The first white settler, Thomas Ogle Stroud, arrived in the area in March 1806, settling on the Cider Fork of Whiskey Run creek.

Crawford County was formed on January 5, 1818, from land in the Harrison, Orange, and Perry counties, prompted by a petition of what would become of Crawford County's population. Some say it was named for William H. Crawford, who was U.S. Treasury Secretary in 1818. Others say it was named for Col. William Crawford, who fought in the French and Indian War and Revolutionary War, and who was burned and scalped by Indians in 1782 in what is now Wyandot County, Ohio. The county seat was in Leavenworth for several decades but eventually moved to English.

Bands of "White Caps" terrorized the county in the late 1880s, according to a report by Attorney General Louis T. Michener. Blacks and others they disliked were forced out; victims, both male and female, were severely whipped.

==Climate and weather==

In recent years, average temperatures in English have ranged from a low of 21 °F in January to a high of 88 °F in July. Although, a record low of -31 °F was recorded in January 1977 and a record high of 104 °F was recorded in July 1983. Average monthly precipitation ranged from 3.13 in in October to 5.06 in in May.

==Government==

The county government is a constitutional body, and is granted specific powers by the Constitution of Indiana, and by the Indiana Code.

County Council: The county council is the fiscal branch of the county government and controls all the spending and revenue collection in the county. Representatives are elected from county districts. The council members serve four-year terms. They are responsible for setting salaries, the annual budget, and special spending. The council also has limited authority to impose local taxes, in the form of an income and property tax that is subject to state level approval, excise taxes, and service taxes.

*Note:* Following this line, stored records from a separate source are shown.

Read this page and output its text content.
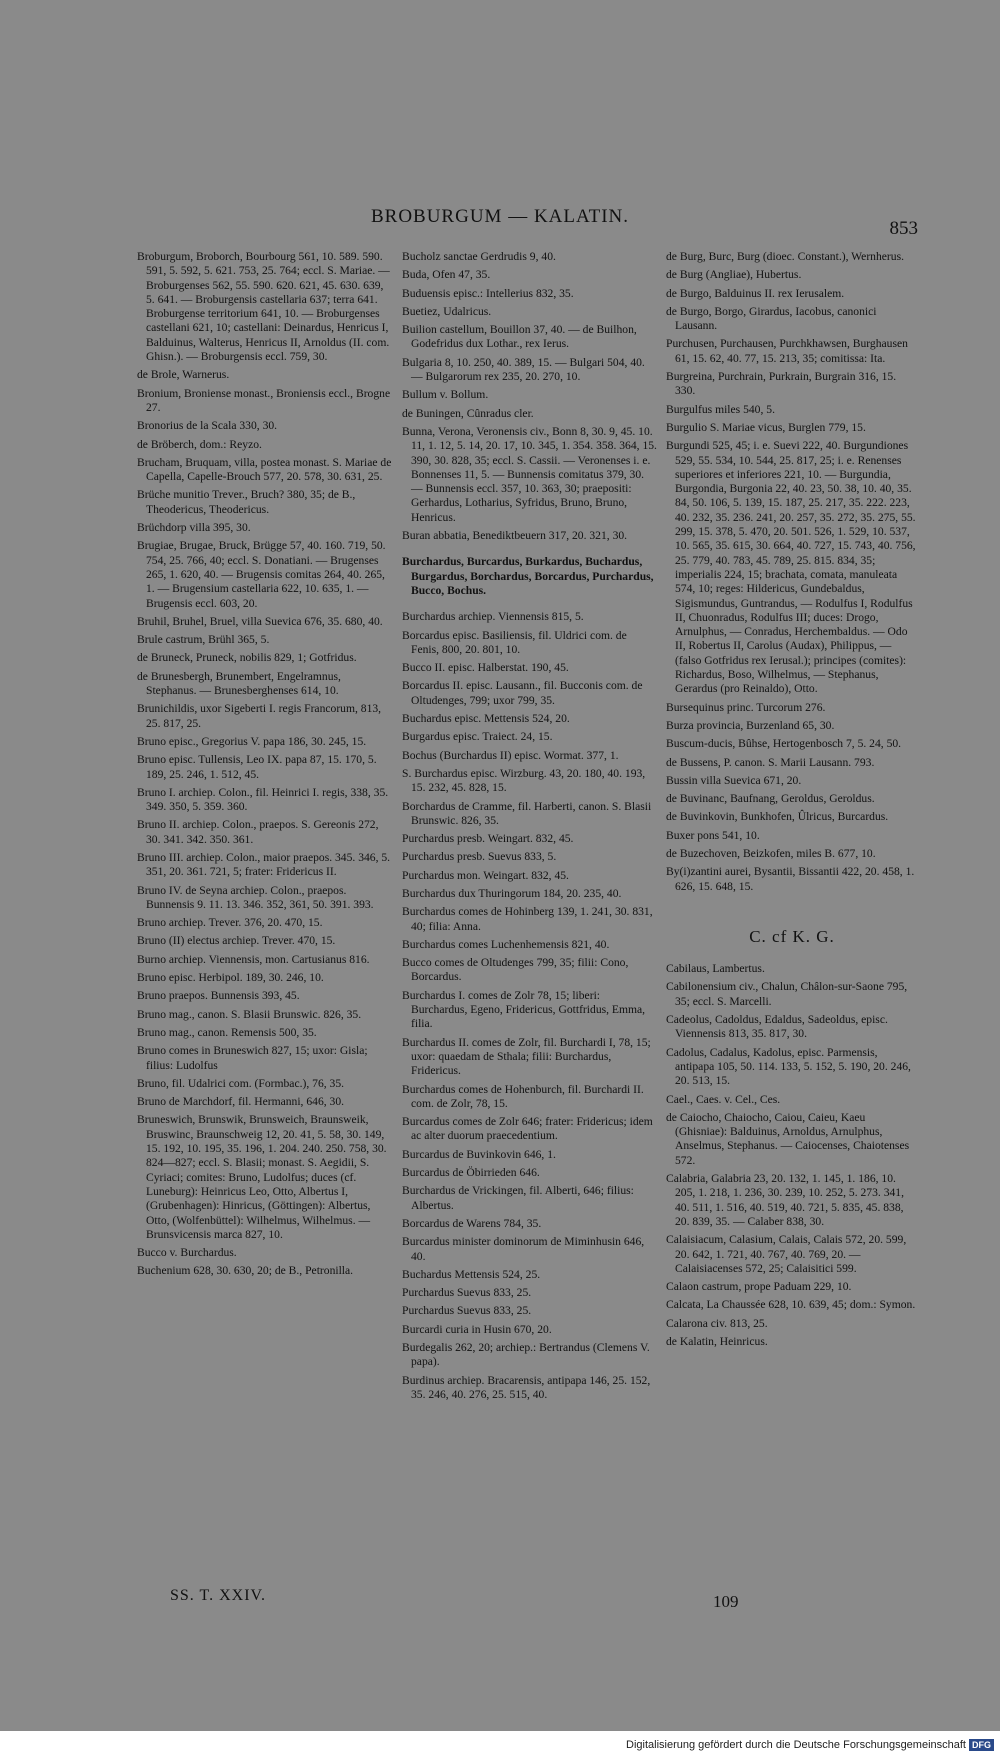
BROBURGUM — KALATIN.
853

Broburgum, Broborch, Bourbourg 561, 10. 589. 590. 591, 5. 592, 5. 621. 753, 25. 764; eccl. S. Mariae. — Broburgenses 562, 55. 590. 620. 621, 45. 630. 639, 5. 641. — Broburgensis castellaria 637; terra 641. Broburgense territorium 641, 10. — Broburgenses castellani 621, 10; castellani: Deinardus, Henricus I, Balduinus, Walterus, Henricus II, Arnoldus (II. com. Ghisn.). — Broburgensis eccl. 759, 30.

de Brole, Warnerus.

Bronium, Broniense monast., Broniensis eccl., Brogne 27.

Bronorius de la Scala 330, 30.

de Bröberch, dom.: Reyzo.

Brucham, Bruquam, villa, postea monast. S. Mariae de Capella, Capelle-Brouch 577, 20. 578, 30. 631, 25.

Brüche munitio Trever., Bruch? 380, 35; de B., Theodericus, Theodericus.

Brüchdorp villa 395, 30.

Brugiae, Brugae, Bruck, Brügge 57, 40. 160. 719, 50. 754, 25. 766, 40; eccl. S. Donatiani. — Brugenses 265, 1. 620, 40. — Brugensis comitas 264, 40. 265, 1. — Brugensium castellaria 622, 10. 635, 1. — Brugensis eccl. 603, 20.

Bruhil, Bruhel, Bruel, villa Suevica 676, 35. 680, 40.

Brule castrum, Brühl 365, 5.

de Bruneck, Pruneck, nobilis 829, 1; Gotfridus.

de Brunesbergh, Brunembert, Engelramnus, Stephanus. — Brunesberghenses 614, 10.

Brunichildis, uxor Sigeberti I. regis Francorum, 813, 25. 817, 25.

Bruno episc., Gregorius V. papa 186, 30. 245, 15.

Bruno episc. Tullensis, Leo IX. papa 87, 15. 170, 5. 189, 25. 246, 1. 512, 45.

Bruno I. archiep. Colon., fil. Heinrici I. regis, 338, 35. 349. 350, 5. 359. 360.

Bruno II. archiep. Colon., praepos. S. Gereonis 272, 30. 341. 342. 350. 361.

Bruno III. archiep. Colon., maior praepos. 345. 346, 5. 351, 20. 361. 721, 5; frater: Fridericus II.

Bruno IV. de Seyna archiep. Colon., praepos. Bunnensis 9. 11. 13. 346. 352, 361, 50. 391. 393.

Bruno archiep. Trever. 376, 20. 470, 15.

Bruno (II) electus archiep. Trever. 470, 15.

Burno archiep. Viennensis, mon. Cartusianus 816.

Bruno episc. Herbipol. 189, 30. 246, 10.

Bruno praepos. Bunnensis 393, 45.

Bruno mag., canon. S. Blasii Brunswic. 826, 35.

Bruno mag., canon. Remensis 500, 35.

Bruno comes in Bruneswich 827, 15; uxor: Gisla; filius: Ludolfus

Bruno, fil. Udalrici com. (Formbac.), 76, 35.

Bruno de Marchdorf, fil. Hermanni, 646, 30.

Bruneswich, Brunswik, Brunsweich, Braunsweik, Bruswinc, Braunschweig 12, 20. 41, 5. 58, 30. 149, 15. 192, 10. 195, 35. 196, 1. 204. 240. 250. 758, 30. 824—827; eccl. S. Blasii; monast. S. Aegidii, S. Cyriaci; comites: Bruno, Ludolfus; duces (cf. Luneburg): Heinricus Leo, Otto, Albertus I, (Grubenhagen): Hinricus, (Göttingen): Albertus, Otto, (Wolfenbüttel): Wilhelmus, Wilhelmus. — Brunsvicensis marca 827, 10.

Bucco v. Burchardus.

Buchenium 628, 30. 630, 20; de B., Petronilla.

Bucholz sanctae Gerdrudis 9, 40.

Buda, Ofen 47, 35.

Buduensis episc.: Intellerius 832, 35.

Buetiez, Udalricus.

Builion castellum, Bouillon 37, 40. — de Builhon, Godefridus dux Lothar., rex Ierus.

Bulgaria 8, 10. 250, 40. 389, 15. — Bulgari 504, 40. — Bulgarorum rex 235, 20. 270, 10.

Bullum v. Bollum.

de Buningen, Cûnradus cler.

Bunna, Verona, Veronensis civ., Bonn 8, 30. 9, 45. 10. 11, 1. 12, 5. 14, 20. 17, 10. 345, 1. 354. 358. 364, 15. 390, 30. 828, 35; eccl. S. Cassii. — Veronenses i. e. Bonnenses 11, 5. — Bunnensis comitatus 379, 30. — Bunnensis eccl. 357, 10. 363, 30; praepositi: Gerhardus, Lotharius, Syfridus, Bruno, Bruno, Henricus.

Buran abbatia, Benediktbeuern 317, 20. 321, 30.

Burchardus, Burcardus, Burkardus, Buchardus, Burgardus, Borchardus, Borcardus, Purchardus, Bucco, Bochus.

Burchardus archiep. Viennensis 815, 5.

Borcardus episc. Basiliensis, fil. Uldrici com. de Fenis, 800, 20. 801, 10.

Bucco II. episc. Halberstat. 190, 45.

Borcardus II. episc. Lausann., fil. Bucconis com. de Oltudenges, 799; uxor 799, 35.

Buchardus episc. Mettensis 524, 20.

Burgardus episc. Traiect. 24, 15.

Bochus (Burchardus II) episc. Wormat. 377, 1.

S. Burchardus episc. Wirzburg. 43, 20. 180, 40. 193, 15. 232, 45. 828, 15.

Borchardus de Cramme, fil. Harberti, canon. S. Blasii Brunswic. 826, 35.

Purchardus presb. Weingart. 832, 45.

Purchardus presb. Suevus 833, 5.

Purchardus mon. Weingart. 832, 45.

Burchardus dux Thuringorum 184, 20. 235, 40.

Burchardus comes de Hohinberg 139, 1. 241, 30. 831, 40; filia: Anna.

Burchardus comes Luchenhemensis 821, 40.

Bucco comes de Oltudenges 799, 35; filii: Cono, Borcardus.

Burchardus I. comes de Zolr 78, 15; liberi: Burchardus, Egeno, Fridericus, Gottfridus, Emma, filia.

Burchardus II. comes de Zolr, fil. Burchardi I, 78, 15; uxor: quaedam de Sthala; filii: Burchardus, Fridericus.

Burchardus comes de Hohenburch, fil. Burchardi II. com. de Zolr, 78, 15.

Burcardus comes de Zolr 646; frater: Fridericus; idem ac alter duorum praecedentium.

Burcardus de Buvinkovin 646, 1.

Burcardus de Öbirrieden 646.

Burchardus de Vrickingen, fil. Alberti, 646; filius: Albertus.

Borcardus de Warens 784, 35.

Burcardus minister dominorum de Miminhusin 646, 40.

Buchardus Mettensis 524, 25.

Purchardus Suevus 833, 25.

Purchardus Suevus 833, 25.

Burcardi curia in Husin 670, 20.

Burdegalis 262, 20; archiep.: Bertrandus (Clemens V. papa).

Burdinus archiep. Bracarensis, antipapa 146, 25. 152, 35. 246, 40. 276, 25. 515, 40.

de Burg, Burc, Burg (dioec. Constant.), Wernherus.

de Burg (Angliae), Hubertus.

de Burgo, Balduinus II. rex Ierusalem.

de Burgo, Borgo, Girardus, Iacobus, canonici Lausann.

Purchusen, Purchausen, Purchkhawsen, Burghausen 61, 15. 62, 40. 77, 15. 213, 35; comitissa: Ita.

Burgreina, Purchrain, Purkrain, Burgrain 316, 15. 330.

Burgulfus miles 540, 5.

Burgulio S. Mariae vicus, Burglen 779, 15.

Burgundi 525, 45; i. e. Suevi 222, 40. Burgundiones 529, 55. 534, 10. 544, 25. 817, 25; i. e. Renenses superiores et inferiores 221, 10. — Burgundia, Burgondia, Burgonia 22, 40. 23, 50. 38, 10. 40, 35. 84, 50. 106, 5. 139, 15. 187, 25. 217, 35. 222. 223, 40. 232, 35. 236. 241, 20. 257, 35. 272, 35. 275, 55. 299, 15. 378, 5. 470, 20. 501. 526, 1. 529, 10. 537, 10. 565, 35. 615, 30. 664, 40. 727, 15. 743, 40. 756, 25. 779, 40. 783, 45. 789, 25. 815. 834, 35; imperialis 224, 15; brachata, comata, manuleata 574, 10; reges: Hildericus, Gundebaldus, Sigismundus, Guntrandus, — Rodulfus I, Rodulfus II, Chuonradus, Rodulfus III; duces: Drogo, Arnulphus, — Conradus, Herchembaldus. — Odo II, Robertus II, Carolus (Audax), Philippus, — (falso Gotfridus rex Ierusal.); principes (comites): Richardus, Boso, Wilhelmus, — Stephanus, Gerardus (pro Reinaldo), Otto.

Bursequinus princ. Turcorum 276.

Burza provincia, Burzenland 65, 30.

Buscum-ducis, Bûhse, Hertogenbosch 7, 5. 24, 50.

de Bussens, P. canon. S. Marii Lausann. 793.

Bussin villa Suevica 671, 20.

de Buvinanc, Baufnang, Geroldus, Geroldus.

de Buvinkovin, Bunkhofen, Ûlricus, Burcardus.

Buxer pons 541, 10.

de Buzechoven, Beizkofen, miles B. 677, 10.

By(i)zantini aurei, Bysantii, Bissantii 422, 20. 458, 1. 626, 15. 648, 15.

C. cf K. G.

Cabilaus, Lambertus.

Cabilonensium civ., Chalun, Châlon-sur-Saone 795, 35; eccl. S. Marcelli.

Cadeolus, Cadoldus, Edaldus, Sadeoldus, episc. Viennensis 813, 35. 817, 30.

Cadolus, Cadalus, Kadolus, episc. Parmensis, antipapa 105, 50. 114. 133, 5. 152, 5. 190, 20. 246, 20. 513, 15.

Cael., Caes. v. Cel., Ces.

de Caiocho, Chaiocho, Caiou, Caieu, Kaeu (Ghisniae): Balduinus, Arnoldus, Arnulphus, Anselmus, Stephanus. — Caiocenses, Chaiotenses 572.

Calabria, Galabria 23, 20. 132, 1. 145, 1. 186, 10. 205, 1. 218, 1. 236, 30. 239, 10. 252, 5. 273. 341, 40. 511, 1. 516, 40. 519, 40. 721, 5. 835, 45. 838, 20. 839, 35. — Calaber 838, 30.

Calaisiacum, Calasium, Calais, Calais 572, 20. 599, 20. 642, 1. 721, 40. 767, 40. 769, 20. — Calaisiacenses 572, 25; Calaisitici 599.

Calaon castrum, prope Paduam 229, 10.

Calcata, La Chaussée 628, 10. 639, 45; dom.: Symon.

Calarona civ. 813, 25.

de Kalatin, Heinricus.

SS. T. XXIV.	109
Digitalisierung gefördert durch die Deutsche Forschungsgemeinschaft DFG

Board of Commissioners: The executive body of the county is made of a board of commissioners. The commissioners are elected county-wide, in staggered terms, and each serves a four-year term. One of the commissioners, typically the most senior, serves as president. The commissioners are charged with executing the acts legislated by the council, collecting revenue, and managing the day-to-day functions of the county government.

Court: The county maintains a small claims court that can handle some civil cases. The judge on the court is elected to a term of four years and must be a member of the Indiana Bar Association. The judge is assisted by a constable who is also elected to a four-year term. In some cases, court decisions can be appealed to the state level circuit court.

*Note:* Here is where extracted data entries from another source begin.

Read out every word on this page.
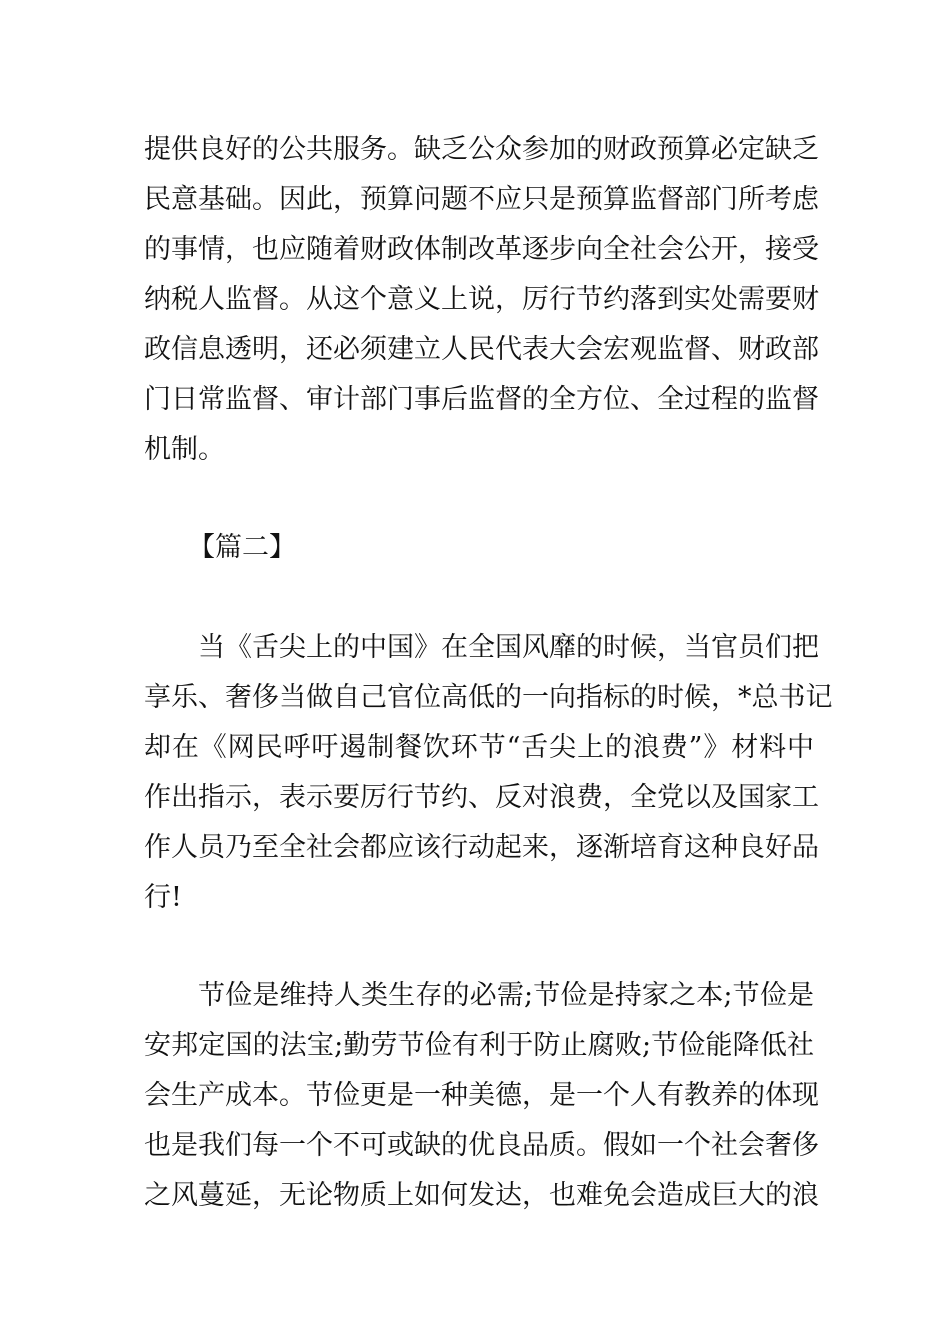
提供良好的公共服务。缺乏公众参加的财政预算必定缺乏
民意基础。因此，预算问题不应只是预算监督部门所考虑
的事情，也应随着财政体制改革逐步向全社会公开，接受
纳税人监督。从这个意义上说，厉行节约落到实处需要财
政信息透明，还必须建立人民代表大会宏观监督、财政部
门日常监督、审计部门事后监督的全方位、全过程的监督
机制。
【篇二】
当《舌尖上的中国》在全国风靡的时候，当官员们把
享乐、奢侈当做自己官位高低的一向指标的时候，*总书记
却在《网民呼吁遏制餐饮环节“舌尖上的浪费”》材料中
作出指示，表示要厉行节约、反对浪费，全党以及国家工
作人员乃至全社会都应该行动起来，逐渐培育这种良好品
行!
节俭是维持人类生存的必需;节俭是持家之本;节俭是
安邦定国的法宝;勤劳节俭有利于防止腐败;节俭能降低社
会生产成本。节俭更是一种美德，是一个人有教养的体现
也是我们每一个不可或缺的优良品质。假如一个社会奢侈
之风蔓延，无论物质上如何发达，也难免会造成巨大的浪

County Officials: The county has several other elected offices, including sheriff, coroner, auditor, treasurer, recorder, surveyor, and circuit court clerk. Each of these elected officers serves a term of four years and oversees a different part of county government. Members elected to county government positions are required to declare a party affiliation and to be residents of the county.

Crawford County is part of Indiana's 8th congressional district and is represented in Congress by Republican Larry Bucshon. It is also part of Indiana Senate district 47 and Indiana House of Representatives district 73.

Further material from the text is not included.